By Katanga Johnson and Jarrett Renshaw
WASHINGTON -The U.S. Securities and Exchange Commission (SEC) plans to propose its landmark climate risk rule as early as next Wednesday, March 16, said two people familiar with the agency’s planning.
One of the people, who spoke anonymously about private agency plans, said the Wall Street regulator is “committed” to issuing the proposal by month end.
An SEC spokeswoman declined to comment.
Last year, the SEC began working on its new measure that would require U.S.-listed companies to provide investors with detailed disclosures on how climate change could affect their business.
The move to issue the rule, which would be subject to public consultation, comes after a number of delays. The SEC initially said it would publish a draft in October, but Chair Gary Gensler subsequently pushed that deadline to January.
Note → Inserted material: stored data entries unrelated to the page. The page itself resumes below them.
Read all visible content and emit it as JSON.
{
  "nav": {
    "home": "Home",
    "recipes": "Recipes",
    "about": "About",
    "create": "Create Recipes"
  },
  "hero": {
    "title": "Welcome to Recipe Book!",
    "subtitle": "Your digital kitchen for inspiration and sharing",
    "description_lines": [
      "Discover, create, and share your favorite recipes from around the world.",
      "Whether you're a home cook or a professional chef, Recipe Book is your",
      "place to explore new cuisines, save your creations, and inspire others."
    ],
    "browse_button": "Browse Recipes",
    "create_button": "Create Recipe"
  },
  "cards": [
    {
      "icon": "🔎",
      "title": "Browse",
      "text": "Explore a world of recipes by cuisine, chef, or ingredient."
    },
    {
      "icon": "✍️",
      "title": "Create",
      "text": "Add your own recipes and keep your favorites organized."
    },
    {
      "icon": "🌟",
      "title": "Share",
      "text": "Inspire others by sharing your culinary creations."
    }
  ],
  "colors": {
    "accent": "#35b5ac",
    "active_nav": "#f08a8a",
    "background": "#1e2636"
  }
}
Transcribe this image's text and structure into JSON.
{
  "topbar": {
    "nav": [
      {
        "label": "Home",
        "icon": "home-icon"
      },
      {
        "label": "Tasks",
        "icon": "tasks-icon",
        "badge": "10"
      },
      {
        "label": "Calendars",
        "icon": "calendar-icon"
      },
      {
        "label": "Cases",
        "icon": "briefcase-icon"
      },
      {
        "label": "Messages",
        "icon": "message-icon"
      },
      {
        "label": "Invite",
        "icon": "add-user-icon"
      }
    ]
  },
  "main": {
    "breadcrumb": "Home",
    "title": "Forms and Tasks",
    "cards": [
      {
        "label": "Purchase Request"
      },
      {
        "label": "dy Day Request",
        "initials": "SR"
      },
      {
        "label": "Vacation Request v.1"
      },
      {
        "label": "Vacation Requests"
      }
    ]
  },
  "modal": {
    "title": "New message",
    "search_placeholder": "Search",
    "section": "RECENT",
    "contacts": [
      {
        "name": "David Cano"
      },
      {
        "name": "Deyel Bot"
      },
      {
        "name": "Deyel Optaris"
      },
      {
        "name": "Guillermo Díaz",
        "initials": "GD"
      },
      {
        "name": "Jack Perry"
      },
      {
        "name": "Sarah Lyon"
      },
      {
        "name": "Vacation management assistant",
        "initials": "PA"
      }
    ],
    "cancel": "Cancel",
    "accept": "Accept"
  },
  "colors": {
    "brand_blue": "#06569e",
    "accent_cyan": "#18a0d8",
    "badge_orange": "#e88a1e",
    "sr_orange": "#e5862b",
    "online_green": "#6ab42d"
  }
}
At issue: the agency was trying to decide whether it should require companies to disclose not only their own greenhouse gas emissions, but those generated by their suppliers and other partners. Media reports last month highlighted that the commissioners were divided on how far to go, Reuters previously reported.
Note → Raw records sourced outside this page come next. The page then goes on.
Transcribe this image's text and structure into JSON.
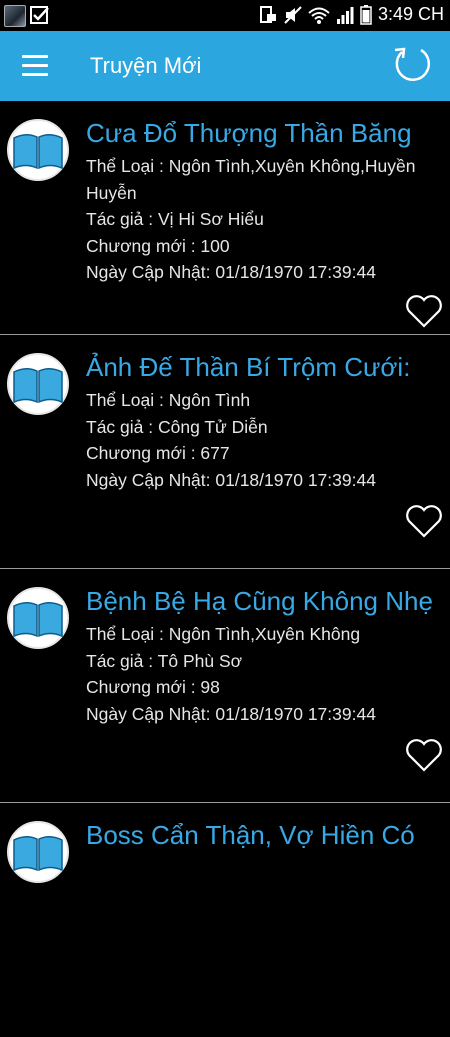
{
  "status_bar": {
    "time": "3:49 CH"
  },
  "toolbar": {
    "title": "Truyện Mới",
    "menu_icon": "hamburger-menu-icon",
    "refresh_icon": "refresh-icon",
    "background": "#2ba6df"
  },
  "labels": {
    "genre": "Thể Loại : ",
    "author": "Tác giả : ",
    "chapter": "Chương mới : ",
    "updated": "Ngày Cập Nhật: "
  },
  "stories": [
    {
      "title": "Cưa Đổ Thượng Thần Băng",
      "genre": "Ngôn Tình,Xuyên Không,Huyền Huyễn",
      "author": "Vị Hi Sơ Hiểu",
      "chapter": "100",
      "updated": "01/18/1970 17:39:44"
    },
    {
      "title": "Ảnh Đế Thần Bí Trộm Cưới:",
      "genre": "Ngôn Tình",
      "author": "Công Tử Diễn",
      "chapter": "677",
      "updated": "01/18/1970 17:39:44"
    },
    {
      "title": "Bệnh Bệ Hạ Cũng Không Nhẹ",
      "genre": "Ngôn Tình,Xuyên Không",
      "author": "Tô Phù Sơ",
      "chapter": "98",
      "updated": "01/18/1970 17:39:44"
    },
    {
      "title": "Boss Cẩn Thận, Vợ Hiền Có",
      "genre": "",
      "author": "",
      "chapter": "",
      "updated": ""
    }
  ],
  "colors": {
    "title_text": "#38a9e6",
    "meta_text": "#e6e6e6",
    "divider": "#9a9a9a"
  }
}
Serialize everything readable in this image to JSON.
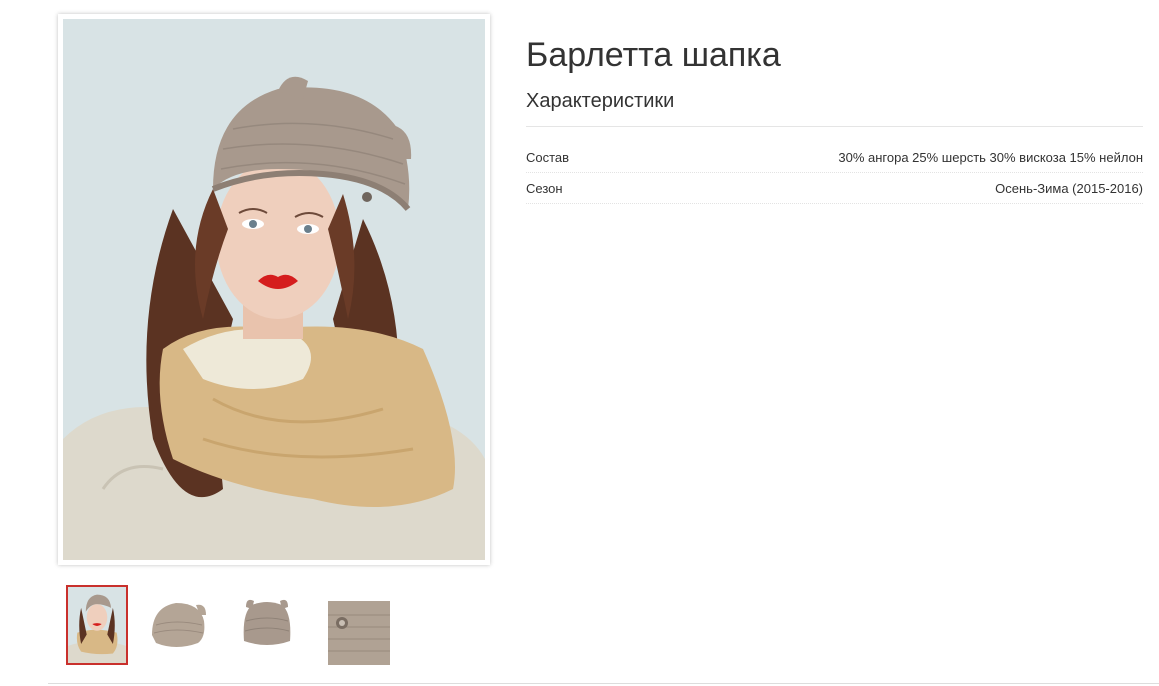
{
  "product": {
    "title": "Барлетта шапка"
  },
  "specs": {
    "heading": "Характеристики",
    "rows": [
      {
        "name": "Состав",
        "value": "30% ангора 25% шерсть 30% вискоза 15% нейлон"
      },
      {
        "name": "Сезон",
        "value": "Осень-Зима (2015-2016)"
      }
    ]
  },
  "gallery": {
    "main_image": "model-wearing-knitted-hat-photo",
    "thumbnails": [
      {
        "name": "model-photo",
        "active": true
      },
      {
        "name": "hat-side-view",
        "active": false
      },
      {
        "name": "hat-front-view",
        "active": false
      },
      {
        "name": "hat-detail-view",
        "active": false
      }
    ]
  },
  "colors": {
    "active_thumb_border": "#c9302c",
    "hat": "#a8998d",
    "photo_background": "#d9e4e6"
  }
}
Last month, however, lawmakers, including Democratic U.S. Senator Elizabeth Warren, criticized the agency and called for “quick action” on the issue.
Corporate groups have said they will continue to push for a narrower final rule that will make it easier and less expensive to gather and report emissions data, and which will protect them from being sued over potential mistakes.
Advocates, however, will likely herald the agency’s measure.
“It’s great to see the SEC beginning this important effort,” said Todd Phillips, director of financial regulation and corporate governance at the Washington-based Center for American Progress.
“Investors and asset managers can only make sound investing decisions when they have standardized and comparable information about companies’ greenhouse gas emissions.”